The analysis of the quarterly financial data reveals a consistent growth trajectory in total assets over the analyzed period. Beginning at approximately $462 million, total assets demonstrated steady increases each quarter, reaching over $1.2 billion by the end of the latest quarter. This upward trend indicates ongoing asset accumulation or value appreciation within the company’s balance sheet.
Concurrently, stockholders’ equity exhibited a strong and continuous upward movement. Starting from around $249 million, equity steadily increased quarter over quarter, culminating at approximately $704 million in the most recent quarter. This progression suggests a reinforcement of the company’s net worth, either through retained earnings, issuance of equity, or both, reflecting a strengthening financial foundation.

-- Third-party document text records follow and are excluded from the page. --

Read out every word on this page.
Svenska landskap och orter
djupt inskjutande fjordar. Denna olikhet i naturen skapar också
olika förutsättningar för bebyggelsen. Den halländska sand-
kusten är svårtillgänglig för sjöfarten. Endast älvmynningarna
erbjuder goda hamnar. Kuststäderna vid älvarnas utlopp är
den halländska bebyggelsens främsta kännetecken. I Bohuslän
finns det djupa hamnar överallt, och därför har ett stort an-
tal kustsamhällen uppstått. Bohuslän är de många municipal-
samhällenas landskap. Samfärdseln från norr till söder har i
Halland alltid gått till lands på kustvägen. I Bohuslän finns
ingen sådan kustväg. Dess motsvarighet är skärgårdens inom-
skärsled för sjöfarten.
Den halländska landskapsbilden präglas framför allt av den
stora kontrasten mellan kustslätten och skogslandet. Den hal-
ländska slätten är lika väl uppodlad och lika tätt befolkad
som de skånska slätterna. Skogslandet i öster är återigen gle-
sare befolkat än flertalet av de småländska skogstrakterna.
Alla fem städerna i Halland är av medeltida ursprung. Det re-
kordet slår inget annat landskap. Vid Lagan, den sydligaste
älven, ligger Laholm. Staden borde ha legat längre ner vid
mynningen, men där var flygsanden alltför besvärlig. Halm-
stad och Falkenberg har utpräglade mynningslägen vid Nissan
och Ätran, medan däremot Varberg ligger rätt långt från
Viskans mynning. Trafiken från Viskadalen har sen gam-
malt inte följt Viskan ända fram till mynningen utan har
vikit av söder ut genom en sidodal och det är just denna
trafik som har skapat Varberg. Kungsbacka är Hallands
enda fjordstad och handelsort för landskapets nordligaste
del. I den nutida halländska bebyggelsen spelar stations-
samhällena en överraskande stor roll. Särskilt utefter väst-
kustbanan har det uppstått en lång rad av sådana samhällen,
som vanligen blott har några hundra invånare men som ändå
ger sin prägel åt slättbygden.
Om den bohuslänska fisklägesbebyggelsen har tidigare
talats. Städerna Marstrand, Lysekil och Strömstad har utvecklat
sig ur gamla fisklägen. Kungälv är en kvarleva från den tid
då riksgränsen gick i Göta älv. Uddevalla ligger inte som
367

Regarding financial leverage, expressed as a ratio, there was a noticeable decline over the initial quarters, dropping from about 1.86 to a low near 1.39. This reduction implies a gradual decrease in reliance on debt relative to equity during that time frame, indicating a potentially more conservative capital structure or improved equity base. However, in the latter quarters, the financial leverage ratio rose again, peaking around 1.8 before slightly declining to about 1.71. This increase toward the later quarters may signify a strategic shift to higher debt usage or slower equity growth relative to total assets, which could impact the company’s risk profile.
- Total Assets
- Consistently increased from $462 million to $1.2 billion over the period, showing strong growth and asset base expansion.
- Stockholders’ Equity
- Displayed steady growth from $249 million to $704 million, indicating enhanced net worth and financial strength.
- Financial Leverage Ratio
- Initial decline from 1.86 to 1.39 suggested reduced debt reliance, followed by an increase up to 1.8, indicating a return to higher leverage levels.